Why Financial Services Companies Should Consider A Cloud-Native Strategy

blakyaks-financial-services

By Dirk Anderson, CEO of BlakYaks

Just like many companies in other sectors, financial service companies need to compete strongly in the digital and online space. Consumers increasingly want to use a range of financial services from any device and from anywhere. Digital transformation strategies and initiatives are underpinned and enabled by cloud and cloud-native technology strategies. This article presents some key reasons why financial services companies should consider a cloud-native strategy.

(For clarity I am referring to cloud native platforms and cloud-native applications in the broadest sense.)

Speed to Market

Many large financial services companies have large legacy technology estates to look after, and those environments are typically more rigid than cloud-native technologies and harder to change. Financial services organisations must embrace new cloud-native architectures that they can change rapidly in line with changing demand from customers for new and improved online experiences.

Ability To Scale Cost Effectively

Building scale using traditional IaaS and Virtual Machine infrastructure and legacy tiered applications stacks has proven to be expensive, especially when one considers all the environment copies that often need to exist across data centres (e.g., test, development, QA, production, disaster recovery).

Cloud-native platforms and application stacks, if designed correctly, benefit from modern scaling (vertical and horizontal) features and have a lower total compute requirement and footprint. With the right design, companies can achieve large platform scale at a much lower cost point and often with greater platform stability.

Security And Compliance Improvements

Using modern cloud-native technologies brings about a new approach to securing platforms and keeping them compliant, utilising modern architecture, tools and software. It also demands a software-defined approach to building infrastructure using great tools like Hashicorp Terraform.

A cloud-native approach demands a fine grained and layered approach to security rather than relying on old methods of simply securing the outer shells of a technology estate. Because these platforms are built with code, it is possible to quickly reduce human error providing there is a rigorous approach to managing the IaC (Infrastructure as Code) base.

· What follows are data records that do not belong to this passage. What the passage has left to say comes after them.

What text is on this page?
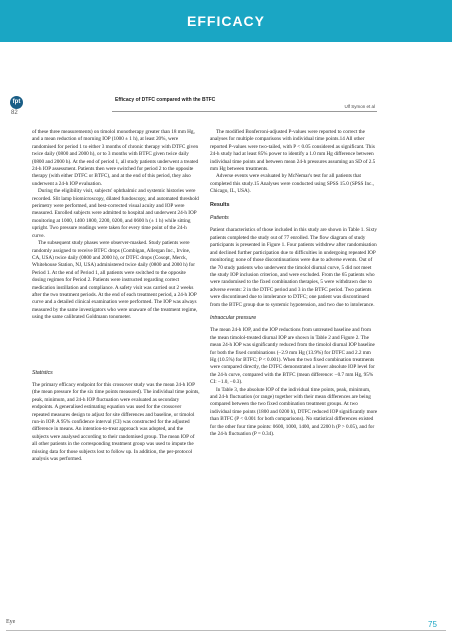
EFFICACY
fpt
82
Efficacy of DTFC compared with the BTFC
Ulf Symon et al

of these three measurements) on timolol monotherapy greater than 18 mm Hg, and a mean reduction of morning IOP (1000 ± 1 h), at least 20%, were randomised for period 1 to either 3 months of chronic therapy with DTFC given twice daily (0800 and 2000 h), or to 3 months with BTFC given twice daily (0800 and 2000 h). At the end of period 1, all study patients underwent a treated 24-h IOP assessment. Patients then were switched for period 2 to the opposite therapy (with either DTFC or BTFC), and at the end of this period, they also underwent a 24-h IOP evaluation.

During the eligibility visit, subjects' ophthalmic and systemic histories were recorded. Slit lamp biomicroscopy, dilated fundoscopy, and automated threshold perimetry were performed, and best-corrected visual acuity and IOP were measured. Enrolled subjects were admitted to hospital and underwent 24-h IOP monitoring at 1000, 1400 1800, 2200, 0200, and 0600 h (± 1 h) while sitting upright. Two pressure readings were taken for every time point of the 24-h curve.

The subsequent study phases were observer-masked. Study patients were randomly assigned to receive BTFC drops (Combigan, Allergan Inc., Irvine, CA, USA) twice daily (0800 and 2000 h), or DTFC drops (Cosopt, Merck, Whitehouse Station, NJ, USA) administered twice daily (0800 and 2000 h) for Period 1. At the end of Period 1, all patients were switched to the opposite dosing regimen for Period 2. Patients were instructed regarding correct medication instillation and compliance. A safety visit was carried out 2 weeks after the two treatment periods. At the end of each treatment period, a 24-h IOP curve and a detailed clinical examination were performed. The IOP was always measured by the same investigators who were unaware of the treatment regime, using the same calibrated Goldmann tonometer.

Statistics

The primary efficacy endpoint for this crossover study was the mean 24-h IOP (the mean pressure for the six time points measured). The individual time points, peak, minimum, and 24-h IOP fluctuation were evaluated as secondary endpoints. A generalised estimating equation was used for the crossover repeated measures design to adjust for site differences and baseline, or timolol run-in IOP. A 95% confidence interval (CI) was constructed for the adjusted difference in means. An intention-to-treat approach was adopted, and the subjects were analysed according to their randomised group. The mean IOP of all other patients in the corresponding treatment group was used to impute the missing data for those subjects lost to follow up. In addition, the per-protocol analysis was performed.

The modified Bonferroni-adjusted P-values were reported to correct the analyses for multiple comparisons with individual time points.14 All other reported P-values were two-tailed, with P < 0.05 considered as significant. This 24-h study had at least 85% power to identify a 1.0 mm Hg difference between individual time points and between mean 24-h pressures assuming an SD of 2.5 mm Hg between treatments.

Adverse events were evaluated by McNemar's test for all patients that completed this study.15 Analyses were conducted using SPSS 15.0 (SPSS Inc., Chicago, IL, USA).

Results
Patients

Patient characteristics of those included in this study are shown in Table 1. Sixty patients completed the study out of 77 enrolled. The flow diagram of study participants is presented in Figure 1. Four patients withdrew after randomisation and declined further participation due to difficulties in undergoing repeated IOP monitoring; none of those discontinuations were due to adverse events. Out of the 70 study patients who underwent the timolol diurnal curve, 5 did not meet the study IOP inclusion criterion, and were excluded. From the 65 patients who were randomised to the fixed combination therapies, 5 were withdrawn due to adverse events: 2 in the DTFC period and 3 in the BTFC period. Two patients were discontinued due to intolerance to DTFC; one patient was discontinued from the BTFC group due to systemic hypotension, and two due to intolerance.

Intraocular pressure

The mean 24-h IOP, and the IOP reductions from untreated baseline and from the mean timolol-treated diurnal IOP are shown in Table 2 and Figure 2. The mean 24-h IOP was significantly reduced from the timolol diurnal IOP baseline for both the fixed combinations (−2.9 mm Hg (13.9%) for DTFC and 2.2 mm Hg (10.5%) for BTFC; P < 0.001). When the two fixed combination treatments were compared directly, the DTFC demonstrated a lower absolute IOP level for the 24-h curve, compared with the BTFC (mean difference: −0.7 mm Hg, 95% CI: −1.0, −0.3).

In Table 3, the absolute IOP of the individual time points, peak, minimum, and 24-h fluctuation (or range) together with their mean differences are being compared between the two fixed combination treatment groups. At two individual time points (1800 and 0200 h), DTFC reduced IOP significantly more than BTFC (P < 0.001 for both comparisons). No statistical differences existed for the other four time points: 0600, 1000, 1400, and 2200 h (P > 0.05), and for the 24-h fluctuation (P = 0.34).

Eye	75
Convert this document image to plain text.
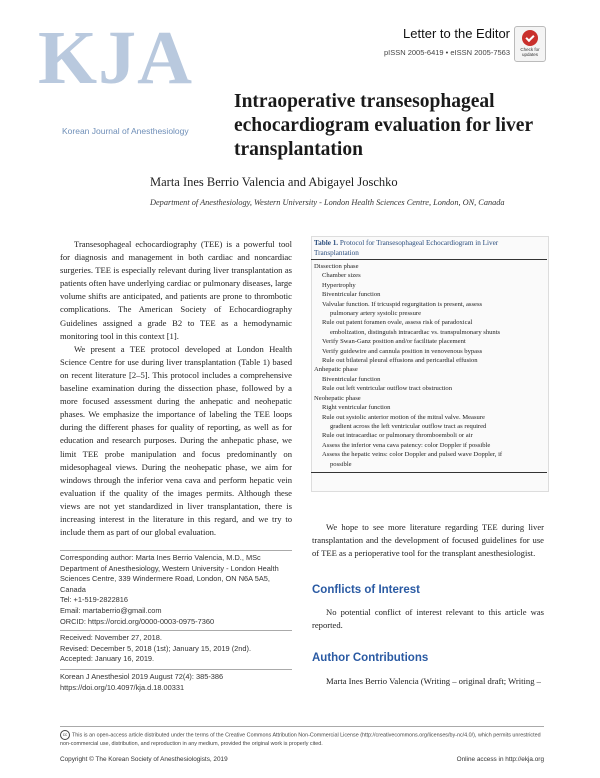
KJA
Korean Journal of Anesthesiology
Letter to the Editor
pISSN 2005-6419 • eISSN 2005-7563	Check for
updates
Intraoperative transesophageal echocardiogram evaluation for liver transplantation
Marta Ines Berrio Valencia and Abigayel Joschko
Department of Anesthesiology, Western University - London Health Sciences Centre, London, ON, Canada

Transesophageal echocardiography (TEE) is a powerful tool for diagnosis and management in both cardiac and noncardiac surgeries. TEE is especially relevant during liver transplantation as patients often have underlying cardiac or pulmonary diseases, large volume shifts are anticipated, and patients are prone to thrombotic complications. The American Society of Echocardiography Guidelines assigned a grade B2 to TEE as a hemodynamic monitoring tool in this context [1].

We present a TEE protocol developed at London Health Science Centre for use during liver transplantation (Table 1) based on recent literature [2–5]. This protocol includes a comprehensive baseline examination during the dissection phase, followed by a more focused assessment during the anhepatic and neohepatic phases. We emphasize the importance of labeling the TEE loops during the different phases for quality of reporting, as well as for education and research purposes. During the anhepatic phase, we limit TEE probe manipulation and focus predominantly on midesophageal views. During the neohepatic phase, we aim for windows through the inferior vena cava and perform hepatic vein evaluation if the quality of the images permits. Although these views are not yet standardized in liver transplantation, there is increasing interest in the literature in this regard, and we try to include them as part of our global evaluation.

Table 1. Protocol for Transesophageal Echocardiogram in Liver Transplantation
Dissection phase
Chamber sizes
Hypertrophy
Biventricular function
Valvular function. If tricuspid regurgitation is present, assess
pulmonary artery systolic pressure
Rule out patent foramen ovale, assess risk of paradoxical
embolization, distinguish intracardiac vs. transpulmonary shunts
Verify Swan-Ganz position and/or facilitate placement
Verify guidewire and cannula position in venovenous bypass
Rule out bilateral pleural effusions and pericardial effusion
Anhepatic phase
Biventricular function
Rule out left ventricular outflow tract obstruction
Neohepatic phase
Right ventricular function
Rule out systolic anterior motion of the mitral valve. Measure
gradient across the left ventricular outflow tract as required
Rule out intracardiac or pulmonary thromboemboli or air
Assess the inferior vena cava patency: color Doppler if possible
Assess the hepatic veins: color Doppler and pulsed wave Doppler, if
possible

We hope to see more literature regarding TEE during liver transplantation and the development of focused guidelines for use of TEE as a perioperative tool for the transplant anesthesiologist.

Conflicts of Interest

No potential conflict of interest relevant to this article was reported.

Author Contributions

Marta Ines Berrio Valencia (Writing – original draft; Writing –

Corresponding author: Marta Ines Berrio Valencia, M.D., MSc
Department of Anesthesiology, Western University - London Health
Sciences Centre, 339 Windermere Road, London, ON N6A 5A5,
Canada
Tel: +1-519-2822816
Email: martaberrio@gmail.com
ORCID: https://orcid.org/0000-0003-0975-7360
Received: November 27, 2018.
Revised: December 5, 2018 (1st); January 15, 2019 (2nd).
Accepted: January 16, 2019.
Korean J Anesthesiol 2019 August 72(4): 385-386
https://doi.org/10.4097/kja.d.18.00331
cc This is an open-access article distributed under the terms of the Creative Commons Attribution Non-Commercial License (http://creativecommons.org/licenses/by-nc/4.0/), which permits unrestricted non-commercial use, distribution, and reproduction in any medium, provided the original work is properly cited.
Copyright © The Korean Society of Anesthesiologists, 2019	Online access in http://ekja.org
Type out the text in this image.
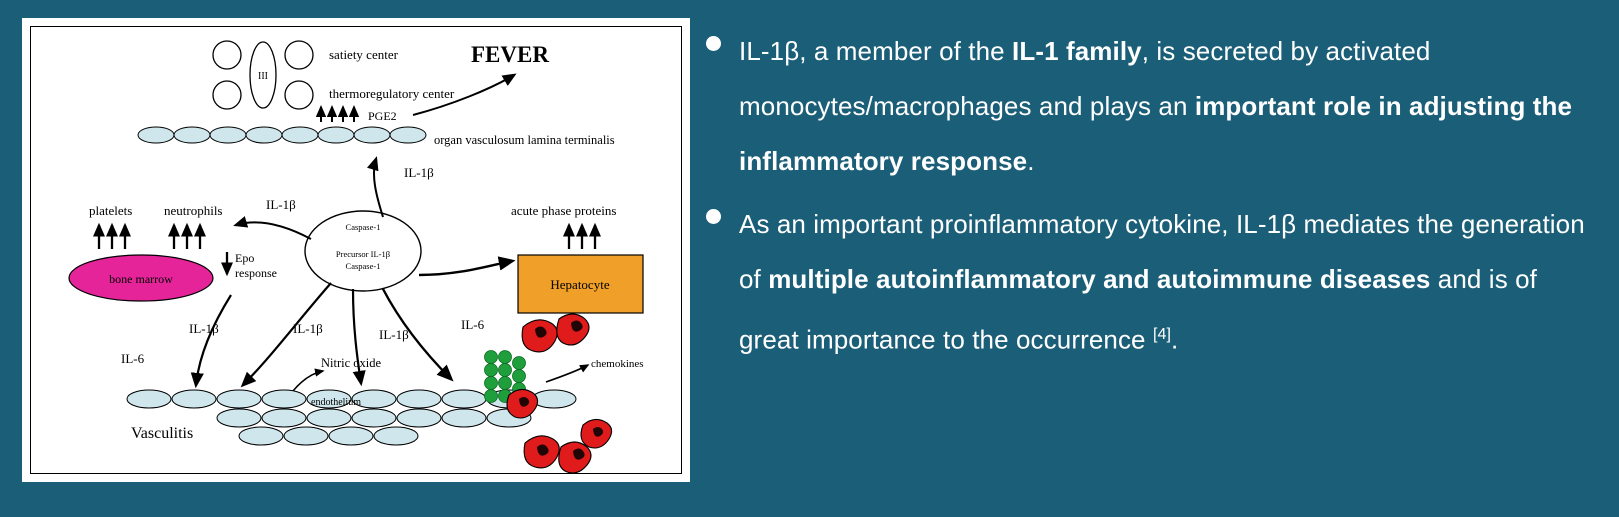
III
satiety center
thermoregulatory center
FEVER
PGE2
organ vasculosum lamina terminalis
Caspase-1
Precursor IL-1β
Caspase-1
IL-1β
IL-1β
platelets neutrophils
bone marrow
Epo
response
acute phase proteins
Hepatocyte
IL-1β	IL-1β	IL-1β
IL-6
IL-6
Nitric oxide
endothelium
Vasculitis
chemokines
IL-1β, a member of the IL-1 family, is secreted by activated monocytes/macrophages and plays an important role in adjusting the inflammatory response.
As an important proinflammatory cytokine, IL-1β mediates the generation of multiple autoinflammatory and autoimmune diseases and is of great importance to the occurrence [4].
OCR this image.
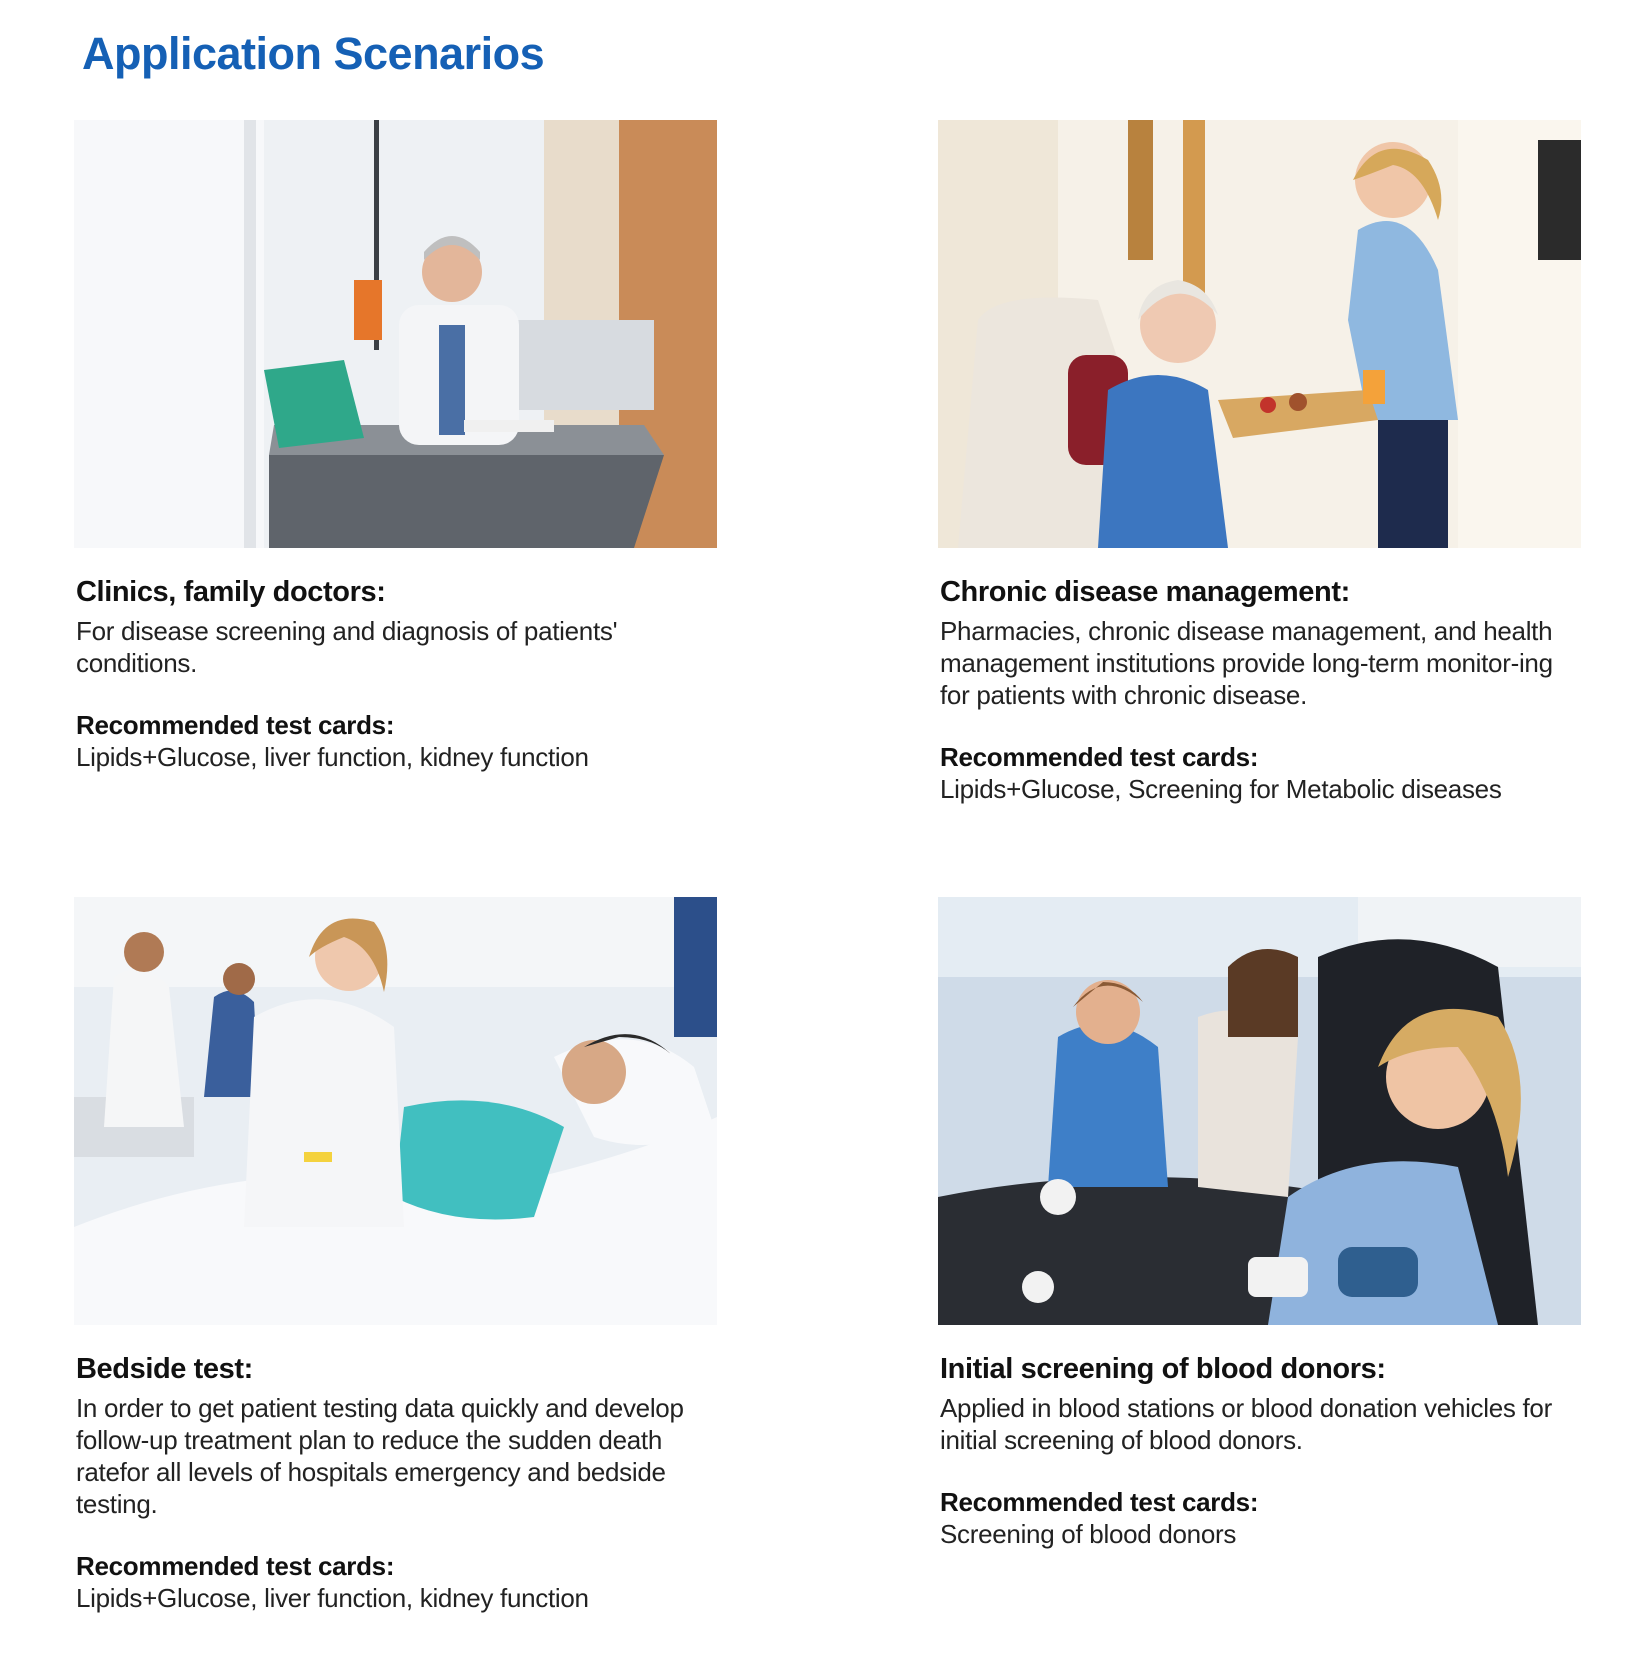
Application Scenarios
Clinics, family doctors:

For disease screening and diagnosis of patients' conditions.

Recommended test cards:

Lipids+Glucose, liver function, kidney function

Chronic disease management:

Pharmacies, chronic disease management, and health management institutions provide long-term monitor-ing for patients with chronic disease.

Recommended test cards:

Lipids+Glucose, Screening for Metabolic diseases

Bedside test:

In order to get patient testing data quickly and develop follow-up treatment plan to reduce the sudden death ratefor all levels of hospitals emergency and bedside testing.

Recommended test cards:

Lipids+Glucose, liver function, kidney function

Initial screening of blood donors:

Applied in blood stations or blood donation vehicles for initial screening of blood donors.

Recommended test cards:

Screening of blood donors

Keeping platforms compliant from both a security and best-practice configuration standpoint is easier to do when systems are deployed and managed through their life cycle in a much more systemic way. Reducing the size of the IaaS estate minimises the attack footprint as a result of not having to manage thousands of operating systems and a variety of versions. Moving a proportion of the technology estate to a more stateless configuration also improves security posture. These environments are also easier to rebuild in a crisis (e.g., Ransomware attack).

Ability To Invest In Modern Tech

Many financial services organisations often boast larger technology budgets than their counterparts in other sectors. Over the next few years, our industry will see a significant shift towards using more cloud-native technologies, including containers, Serverless, PaaS, and SaaS.

There is a cost of change for businesses to transition to these modern methods. I am sure that much of that investment will be returned in the mid to long term through reduced overheads and improved business agility, however getting these modern architectures built right demands the right level of investment.

Many businesses across various sectors may struggle to make the upfront investment to get the architecture and designs right. Successful financial services organisations are likely in a category that can afford to invest and change more rapidly than other businesses and that’s a huge advantage to go and leverage.

Long-Term Competitive Advantage

In summary, the up-front investment required to adopt a cloud-native strategy is high, however by adopting a well-designed cloud-native strategy, financial organisations can benefit from large-scale, cost-effective platforms; they can improve the technology platforms security and compliance posture, making it easier to rebuild in case of a ransomware attack, and allows organisations to get to market quicker and provide innovative services to customers, meeting increased demand for new digital experiences thus gaining a competitive advantage in the long term.